Langchain’s state of AI agents report is mostly bullshit.

Photo by Igor Omilaev on Unsplash

I took time to read Langchain’s state of AI agents report, so you don’t have to. Don’t worry, you are not missing anything. It’s mostly a marketing pamphlet masqueraded as a rigorous study.

I knew it was bullshit from the get-go as soon as I read their definition of AI agents.

Here is the definition: “At Langchain, we define an agent as a system that uses an LLM to decide the control flow of an application.” Really?

Saying that an “agent” is defined as a system that uses an LLM to “decide the control flow” is at best an oversimplification and at worst, a misrepresentation.

In LLM-based applications, the LLM might generate responses that influence what happens next in a sequence, but it doesn’t actually “control” the program in any real autonomous sense.
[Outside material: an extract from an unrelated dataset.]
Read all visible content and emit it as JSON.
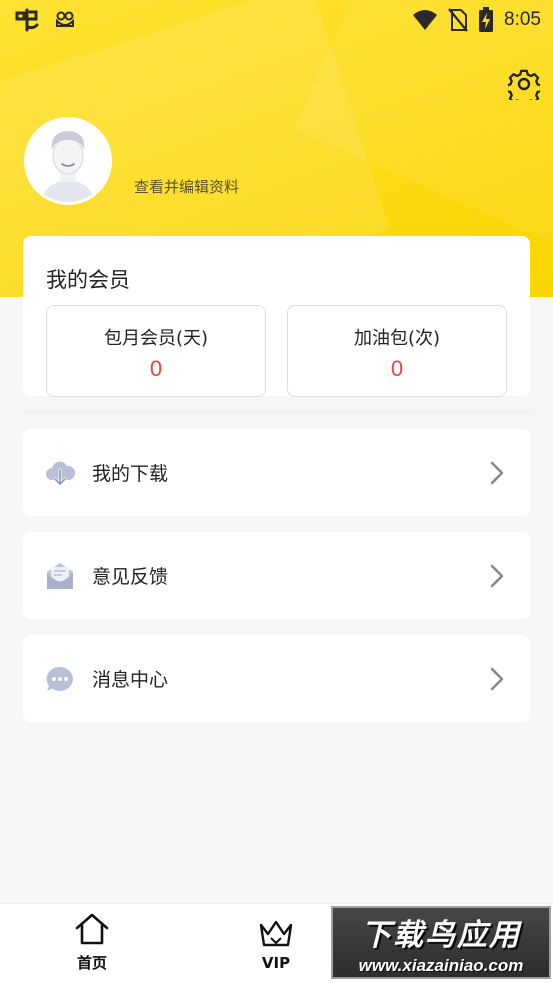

It is like saying Netflix is an AI agent because in the backend there is a recommendation system that “decides” what each user sees in the frontend. Adding a stochastic component to your application does not make it agentic!

At the end of the day, even for current LLM-based applications, the control flow is still generally predefined, with the LLM serving as a module that fits within that structure.

Photo by Mika Baumeister on Unsplash

True “agentic” systems would have a higher level of autonomy where they perceive, decide, and act independently of hardcoded instructions.

If you use Langchain’s definition, any standardized LLM-enhanced tool or chatbot would be considered an AI agent.

Hell, RAG is an AI agent based on that definition.

In short, Langchain’s definition is broad to the point of being nearly meaningless because it can apply to almost any application with an LLM integrated into it, regardless of whether it has genuine autonomy or agentic properties.

This dilution of definitions is now commonplace in the AI space. OpenAI has been practicing that when it comes to defining AGI. It always goes on like this:

Hype anything you do to its maximum (“AGI is near!”, “AI agents are working”…)
When reality starts to hit, broaden or dilute the definition of concepts so it fits what you said during the hype so you don’t look like a complete fool.

Growth in AI usage according to a recent Slack report

They even went as far as to call Cursor, Replit, and perplexity AI “AI agents.” Really? Cursor primarily functions as a tool providing assistance rather than acting autonomously.

Similarly, although Replit automates certain aspects of development, it operates based on user inputs and predefined settings, lacking autonomous decision-making capabilities. Perplexity AI? It is an advanced search tool that delivers information based on user queries without autonomous goal-setting or action.

If we start to consider these applications “AI agents,” then even ChatGPT is an AI agent. That’s a slippery slope I am not willing to embrace.

LLMs generate text based on patterns learned from their massive training datasets. They don’t “reason” in the way humans do; instead, they predict likely word (token) sequences based on statistical associations. True reasoning involves understanding context, making inferences, and sometimes even having intentions — all of which LLMs lack.

You will notice that I didn’t even question the wisdom of letting an LLM “decide” anything without proper verification and human in the loop. Now let me do just that.

LLMs are not reasoning engines. Repeat after me: “LLMs are not reasoning engines.” I don’t care what OpenAI or Sam Altman or Dario Amodei are saying. It’s all marketing. That’s a polite way to say it’s all lying or exaggerating or faking until making.

In their report, LangChain’s team write: “Unlike traditional LLMs, AI agents can trace back their decisions, including time traveling…” What? Time traveling? Are you serious?

I am sorry to break it to you, LangChain, LLMs can’t “time-travel” through their decisions or learn from past mistakes without being retrained. Saying LLMs exhibit “human-like reasoning” is just plain misleading.

LLMs are mostly knowledge bases that perform interpolative retrieval based on semantic cues. What that means is that a LLM can solve a problem not seen during training or fine-tuning just by retrieving the most similar “program” it has.

Sometimes it will be enough and work, but on a lot of occasions, because the problem is too out of distribution or because its formulation triggers the retrieval of a program (succession of words, sentences, approaches to solve the problem) that is not adapted. We saw that in how LLMs struggled with variations of the Monty Hall problem, generating fake reasoning traces just to give the most common answer found on the internet, even if fake for the particular variation. And there are many more examples like that.

So, using an LLM to “decide” anything supposes the LLM can reason reliably. It can’t. Human in the loop is the best way to counter that and keep LLMs useful as knowledge retrievers.